One goal of the program is to develop a new experimental approach to probe and quantify the geometric structure, charge and spin order at surfaces of 2D materials. For this, we combine several experimental methods, in particular, a novel combination of current and force-based spin-sensing at the atomic scale (called SPEX) that we developed over the course of the past years. At the begin of the program, it was required to benchmark our new approach and contrast it to the results to the current state of the art research. To this end, we determined how the current state of the art method to quantify charge density wave order in 2D materials at the atomic scale compares with our new experimental approach. First, we characterized the demands to our measurement probe and optimized a procedure on how to prepare reliable probes for our measurements. This required a modification of the sample stage. We then characterized the charge density wave in a quasi 2D material using our new experimental approach. Surprisingly, we obtained a different observation than expected which is currently still work in progress.

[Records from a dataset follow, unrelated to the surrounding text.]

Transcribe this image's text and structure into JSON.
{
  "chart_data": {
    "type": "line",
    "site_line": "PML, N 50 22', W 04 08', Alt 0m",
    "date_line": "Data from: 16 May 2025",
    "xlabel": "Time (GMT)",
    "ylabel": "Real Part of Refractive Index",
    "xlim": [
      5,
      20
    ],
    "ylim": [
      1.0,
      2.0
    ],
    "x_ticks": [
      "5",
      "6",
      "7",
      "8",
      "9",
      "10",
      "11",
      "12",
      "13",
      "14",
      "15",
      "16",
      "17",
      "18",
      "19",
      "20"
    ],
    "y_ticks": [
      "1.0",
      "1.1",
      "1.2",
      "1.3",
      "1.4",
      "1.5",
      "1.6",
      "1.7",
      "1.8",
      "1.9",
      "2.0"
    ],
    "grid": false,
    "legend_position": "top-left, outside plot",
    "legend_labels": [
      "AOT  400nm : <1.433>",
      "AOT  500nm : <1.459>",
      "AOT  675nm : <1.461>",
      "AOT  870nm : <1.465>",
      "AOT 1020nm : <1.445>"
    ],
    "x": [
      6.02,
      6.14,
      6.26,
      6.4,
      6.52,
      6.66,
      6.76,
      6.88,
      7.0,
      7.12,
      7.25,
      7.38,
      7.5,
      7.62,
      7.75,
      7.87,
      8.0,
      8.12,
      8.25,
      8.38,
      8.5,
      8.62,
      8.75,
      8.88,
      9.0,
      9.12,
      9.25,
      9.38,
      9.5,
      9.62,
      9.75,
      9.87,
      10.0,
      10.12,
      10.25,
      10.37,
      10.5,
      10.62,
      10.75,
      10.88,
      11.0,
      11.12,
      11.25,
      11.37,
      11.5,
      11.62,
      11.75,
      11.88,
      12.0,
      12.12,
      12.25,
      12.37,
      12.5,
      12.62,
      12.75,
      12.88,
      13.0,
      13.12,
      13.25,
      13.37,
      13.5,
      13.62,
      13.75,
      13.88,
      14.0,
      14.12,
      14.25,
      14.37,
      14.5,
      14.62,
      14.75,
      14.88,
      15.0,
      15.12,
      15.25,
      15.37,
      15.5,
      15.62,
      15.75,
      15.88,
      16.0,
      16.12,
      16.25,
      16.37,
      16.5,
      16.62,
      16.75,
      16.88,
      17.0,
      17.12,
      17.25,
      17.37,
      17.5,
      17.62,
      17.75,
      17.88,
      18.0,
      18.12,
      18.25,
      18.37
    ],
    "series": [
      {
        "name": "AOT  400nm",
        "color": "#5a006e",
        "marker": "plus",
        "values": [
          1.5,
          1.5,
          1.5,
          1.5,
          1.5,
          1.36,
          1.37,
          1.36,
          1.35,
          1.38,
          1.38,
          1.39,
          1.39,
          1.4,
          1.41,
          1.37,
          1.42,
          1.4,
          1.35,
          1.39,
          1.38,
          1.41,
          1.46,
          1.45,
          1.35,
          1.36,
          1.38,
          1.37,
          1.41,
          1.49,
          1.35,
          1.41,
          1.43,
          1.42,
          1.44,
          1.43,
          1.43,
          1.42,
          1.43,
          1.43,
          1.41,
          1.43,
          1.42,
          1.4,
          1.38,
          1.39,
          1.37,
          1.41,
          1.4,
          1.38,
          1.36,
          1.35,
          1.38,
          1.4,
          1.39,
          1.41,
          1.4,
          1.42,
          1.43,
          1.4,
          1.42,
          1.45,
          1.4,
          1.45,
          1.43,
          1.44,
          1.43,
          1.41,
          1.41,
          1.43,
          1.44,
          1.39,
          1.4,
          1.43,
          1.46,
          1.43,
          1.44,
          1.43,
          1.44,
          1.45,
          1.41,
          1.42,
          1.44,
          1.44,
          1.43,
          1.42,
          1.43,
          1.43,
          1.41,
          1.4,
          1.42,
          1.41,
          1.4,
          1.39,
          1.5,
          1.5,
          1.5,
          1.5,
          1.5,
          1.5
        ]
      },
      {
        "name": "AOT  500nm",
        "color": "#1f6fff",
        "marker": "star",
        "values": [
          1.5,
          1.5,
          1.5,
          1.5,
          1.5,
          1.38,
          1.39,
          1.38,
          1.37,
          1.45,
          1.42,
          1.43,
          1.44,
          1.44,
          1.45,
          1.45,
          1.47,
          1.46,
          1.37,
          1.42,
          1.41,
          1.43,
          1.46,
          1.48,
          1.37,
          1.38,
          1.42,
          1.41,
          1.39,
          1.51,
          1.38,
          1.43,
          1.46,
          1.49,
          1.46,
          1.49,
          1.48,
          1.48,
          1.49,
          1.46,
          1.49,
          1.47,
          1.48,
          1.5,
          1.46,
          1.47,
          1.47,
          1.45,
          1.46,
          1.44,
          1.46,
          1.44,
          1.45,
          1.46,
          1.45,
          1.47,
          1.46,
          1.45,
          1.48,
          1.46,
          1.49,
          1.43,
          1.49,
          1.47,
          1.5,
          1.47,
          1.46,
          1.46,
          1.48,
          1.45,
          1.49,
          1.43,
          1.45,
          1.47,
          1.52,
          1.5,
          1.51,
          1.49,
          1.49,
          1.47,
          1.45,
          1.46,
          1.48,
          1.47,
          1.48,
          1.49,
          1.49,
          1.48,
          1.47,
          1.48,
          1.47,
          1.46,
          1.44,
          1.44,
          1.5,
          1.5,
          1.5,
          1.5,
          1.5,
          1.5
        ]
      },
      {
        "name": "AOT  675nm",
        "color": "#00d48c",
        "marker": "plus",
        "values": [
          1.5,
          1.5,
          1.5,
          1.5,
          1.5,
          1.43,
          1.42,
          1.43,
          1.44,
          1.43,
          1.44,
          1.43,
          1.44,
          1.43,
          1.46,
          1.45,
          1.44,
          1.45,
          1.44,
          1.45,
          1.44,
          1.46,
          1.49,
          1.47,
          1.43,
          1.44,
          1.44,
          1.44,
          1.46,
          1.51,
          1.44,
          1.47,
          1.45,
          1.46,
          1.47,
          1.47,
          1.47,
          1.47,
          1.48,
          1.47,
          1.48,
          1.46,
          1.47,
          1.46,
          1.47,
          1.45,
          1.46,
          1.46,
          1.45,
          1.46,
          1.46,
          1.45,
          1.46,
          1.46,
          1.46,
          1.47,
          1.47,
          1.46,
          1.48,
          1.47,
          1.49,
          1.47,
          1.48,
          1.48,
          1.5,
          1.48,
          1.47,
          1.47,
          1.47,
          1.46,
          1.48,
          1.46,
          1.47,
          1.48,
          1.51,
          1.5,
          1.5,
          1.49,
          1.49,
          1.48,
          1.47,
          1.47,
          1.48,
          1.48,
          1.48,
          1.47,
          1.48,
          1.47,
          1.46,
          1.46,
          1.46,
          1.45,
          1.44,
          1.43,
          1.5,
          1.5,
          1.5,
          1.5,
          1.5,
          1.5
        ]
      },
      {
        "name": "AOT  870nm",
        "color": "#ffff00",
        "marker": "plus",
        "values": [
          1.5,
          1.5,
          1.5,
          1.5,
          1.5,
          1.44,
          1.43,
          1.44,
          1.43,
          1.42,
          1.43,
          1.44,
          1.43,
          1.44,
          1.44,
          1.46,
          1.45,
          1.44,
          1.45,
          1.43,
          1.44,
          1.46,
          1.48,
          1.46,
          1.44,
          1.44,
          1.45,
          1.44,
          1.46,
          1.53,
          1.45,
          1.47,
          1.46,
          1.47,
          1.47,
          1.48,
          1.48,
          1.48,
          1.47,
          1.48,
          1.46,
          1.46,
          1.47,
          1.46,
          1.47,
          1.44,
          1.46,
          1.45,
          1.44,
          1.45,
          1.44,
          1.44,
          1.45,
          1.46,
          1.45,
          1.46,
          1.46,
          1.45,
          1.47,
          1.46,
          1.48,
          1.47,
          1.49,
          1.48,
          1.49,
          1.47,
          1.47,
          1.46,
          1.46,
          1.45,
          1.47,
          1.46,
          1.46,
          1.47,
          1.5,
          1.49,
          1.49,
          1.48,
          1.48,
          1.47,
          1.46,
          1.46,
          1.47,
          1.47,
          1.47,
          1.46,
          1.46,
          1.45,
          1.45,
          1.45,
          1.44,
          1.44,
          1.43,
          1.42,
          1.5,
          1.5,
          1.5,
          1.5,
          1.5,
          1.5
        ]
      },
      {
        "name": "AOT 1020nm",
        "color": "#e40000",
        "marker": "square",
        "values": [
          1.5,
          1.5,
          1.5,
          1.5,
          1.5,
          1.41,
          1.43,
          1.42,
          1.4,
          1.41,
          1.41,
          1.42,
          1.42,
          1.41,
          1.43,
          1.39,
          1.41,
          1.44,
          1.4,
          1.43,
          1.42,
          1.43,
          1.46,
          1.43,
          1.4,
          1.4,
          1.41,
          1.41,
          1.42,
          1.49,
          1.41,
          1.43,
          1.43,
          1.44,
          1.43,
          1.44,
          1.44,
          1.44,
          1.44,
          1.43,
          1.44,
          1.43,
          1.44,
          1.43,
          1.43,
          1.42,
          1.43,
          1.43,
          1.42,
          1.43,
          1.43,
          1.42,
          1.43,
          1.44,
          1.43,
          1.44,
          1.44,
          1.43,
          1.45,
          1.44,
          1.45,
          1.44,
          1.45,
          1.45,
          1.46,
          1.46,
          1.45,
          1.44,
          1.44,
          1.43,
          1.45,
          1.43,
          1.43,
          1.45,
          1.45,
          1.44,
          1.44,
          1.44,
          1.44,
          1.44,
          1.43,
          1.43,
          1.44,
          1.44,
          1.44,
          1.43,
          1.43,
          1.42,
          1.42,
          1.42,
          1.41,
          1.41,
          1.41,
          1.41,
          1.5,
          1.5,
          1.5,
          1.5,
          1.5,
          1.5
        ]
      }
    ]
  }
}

Our findings indicate that our new experimental approach provides highly complementary information on the atomic structure and orbital characterization of charge density waves at the surface of 2D materials.

Another important step for the program was the design of the experimental setup for the implementation of our combined force and current-based approach into magnetic and electric fields. The setup will operate at low temperatures in ultra-high vacuum and in a magnetic field up to 3T. This is highly important to characterize magnetic 2D materials. We further optimized all components of the setup for ultra-clean preparation of atomically-thin layers of material by in-situ MBE growth, which is required for the in-situ preparation of 2D materials. At the same time, we have fast transfer mechanism in the measurement stage for ex-situ prepared 2D materials.

We utilized a new combined experimental approach to characterize charge density wave order at surfaces of 2D materials. Our finding indicates that this new approach will be highly valuable for characterizing the geometric and electronic structure in charge density phases in any 2D materials. In the further scope of this project, we aim to extend our new approach to other quantum phases, in particular in correlated 2D insulators and 2D magnetic materials. We further plan to finish the installation and benchmarking of our new experimental setup. In this way, we can explore the interplay of charge order and spins in 2D magnetic materials.